Good to have an insider's viewpoint that credits learning and failing fast. Could benefit from more details on the cultural fit, or operational decisions made by the local unit which were privately questioned by Yahoo, but later turned out to be correct.
".. Charlie Munger, a legendary business leader with an abundance of wisdom. He says he has constantly seen people rise who are not the smartest but who are “learning machines.” “They go to bed every night a little wiser than they were when they got up,” he says. He also has a broader view, which I really love: “If civilization can progress only with an advanced method of invention, you can progress only when you learn the method of learning. Nothing has served me better in my long life than continuous learning.”
... Yahoo is the only example of meaningful value creation by a U.S. internet company in China.
Yahoo had failed at first too, of course. The difference was that it kept going back, building on knowledge from prior attempts. In the early days, we invested a lot of energy in analyzing which businesses would fit best with Yahoo. But I can see in hindsight that what mattered most was finding the right team, including a leader who was a good cultural fit with the company and whom we trusted, and structuring the deal so that the local unit was free to make operational decisions."
Yahoo and Alibaba aren't a good fit. Yahoo is a bottom-feeder online entertainment company (nobody still uses their search, do they?) and Alibaba is a global marketplace for manufacturers. This union doesn't make sense from a brand identity standpoint.
But it makes sense from money standpoint :) A lot of companies like Yahoo need cash cows to support various initiatives that do not have a return for quite some time.
".. Charlie Munger, a legendary business leader with an abundance of wisdom. He says he has constantly seen people rise who are not the smartest but who are “learning machines.” “They go to bed every night a little wiser than they were when they got up,” he says. He also has a broader view, which I really love: “If civilization can progress only with an advanced method of invention, you can progress only when you learn the method of learning. Nothing has served me better in my long life than continuous learning.”
... Yahoo is the only example of meaningful value creation by a U.S. internet company in China.
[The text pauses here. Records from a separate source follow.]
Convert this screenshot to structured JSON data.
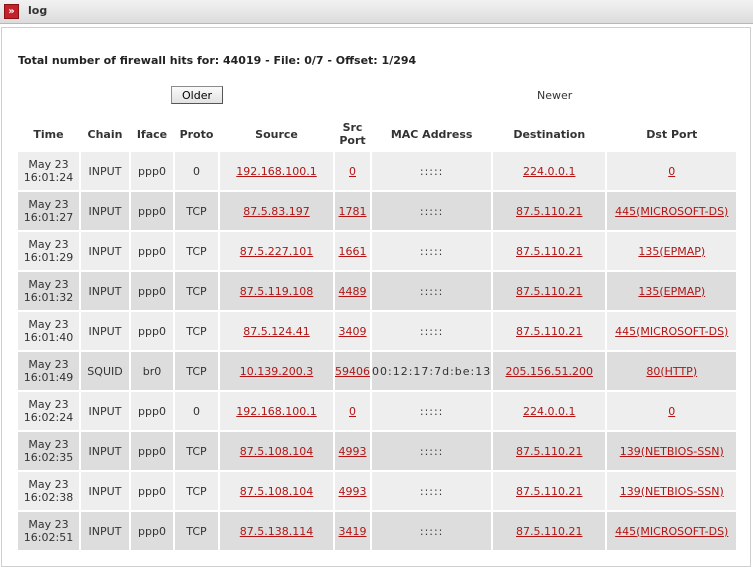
{
  "window": {
    "title": "log",
    "icon": "double-chevron-right-icon"
  },
  "summary": "Total number of firewall hits for: 44019 - File: 0/7 - Offset: 1/294",
  "nav": {
    "older_label": "Older",
    "newer_label": "Newer"
  },
  "columns": [
    "Time",
    "Chain",
    "Iface",
    "Proto",
    "Source",
    "Src Port",
    "MAC Address",
    "Destination",
    "Dst Port"
  ],
  "rows": [
    {
      "date": "May 23",
      "time": "16:01:24",
      "chain": "INPUT",
      "iface": "ppp0",
      "proto": "0",
      "source": "192.168.100.1",
      "src_port": "0",
      "mac": ":::::",
      "destination": "224.0.0.1",
      "dst_port": "0"
    },
    {
      "date": "May 23",
      "time": "16:01:27",
      "chain": "INPUT",
      "iface": "ppp0",
      "proto": "TCP",
      "source": "87.5.83.197",
      "src_port": "1781",
      "mac": ":::::",
      "destination": "87.5.110.21",
      "dst_port": "445(MICROSOFT-DS)"
    },
    {
      "date": "May 23",
      "time": "16:01:29",
      "chain": "INPUT",
      "iface": "ppp0",
      "proto": "TCP",
      "source": "87.5.227.101",
      "src_port": "1661",
      "mac": ":::::",
      "destination": "87.5.110.21",
      "dst_port": "135(EPMAP)"
    },
    {
      "date": "May 23",
      "time": "16:01:32",
      "chain": "INPUT",
      "iface": "ppp0",
      "proto": "TCP",
      "source": "87.5.119.108",
      "src_port": "4489",
      "mac": ":::::",
      "destination": "87.5.110.21",
      "dst_port": "135(EPMAP)"
    },
    {
      "date": "May 23",
      "time": "16:01:40",
      "chain": "INPUT",
      "iface": "ppp0",
      "proto": "TCP",
      "source": "87.5.124.41",
      "src_port": "3409",
      "mac": ":::::",
      "destination": "87.5.110.21",
      "dst_port": "445(MICROSOFT-DS)"
    },
    {
      "date": "May 23",
      "time": "16:01:49",
      "chain": "SQUID",
      "iface": "br0",
      "proto": "TCP",
      "source": "10.139.200.3",
      "src_port": "59406",
      "mac": "00:12:17:7d:be:13",
      "destination": "205.156.51.200",
      "dst_port": "80(HTTP)"
    },
    {
      "date": "May 23",
      "time": "16:02:24",
      "chain": "INPUT",
      "iface": "ppp0",
      "proto": "0",
      "source": "192.168.100.1",
      "src_port": "0",
      "mac": ":::::",
      "destination": "224.0.0.1",
      "dst_port": "0"
    },
    {
      "date": "May 23",
      "time": "16:02:35",
      "chain": "INPUT",
      "iface": "ppp0",
      "proto": "TCP",
      "source": "87.5.108.104",
      "src_port": "4993",
      "mac": ":::::",
      "destination": "87.5.110.21",
      "dst_port": "139(NETBIOS-SSN)"
    },
    {
      "date": "May 23",
      "time": "16:02:38",
      "chain": "INPUT",
      "iface": "ppp0",
      "proto": "TCP",
      "source": "87.5.108.104",
      "src_port": "4993",
      "mac": ":::::",
      "destination": "87.5.110.21",
      "dst_port": "139(NETBIOS-SSN)"
    },
    {
      "date": "May 23",
      "time": "16:02:51",
      "chain": "INPUT",
      "iface": "ppp0",
      "proto": "TCP",
      "source": "87.5.138.114",
      "src_port": "3419",
      "mac": ":::::",
      "destination": "87.5.110.21",
      "dst_port": "445(MICROSOFT-DS)"
    }
  ]
}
Yahoo had failed at first too, of course. The difference was that it kept going back, building on knowledge from prior attempts. In the early days, we invested a lot of energy in analyzing which businesses would fit best with Yahoo. But I can see in hindsight that what mattered most was finding the right team, including a leader who was a good cultural fit with the company and whom we trusted, and structuring the deal so that the local unit was free to make operational decisions."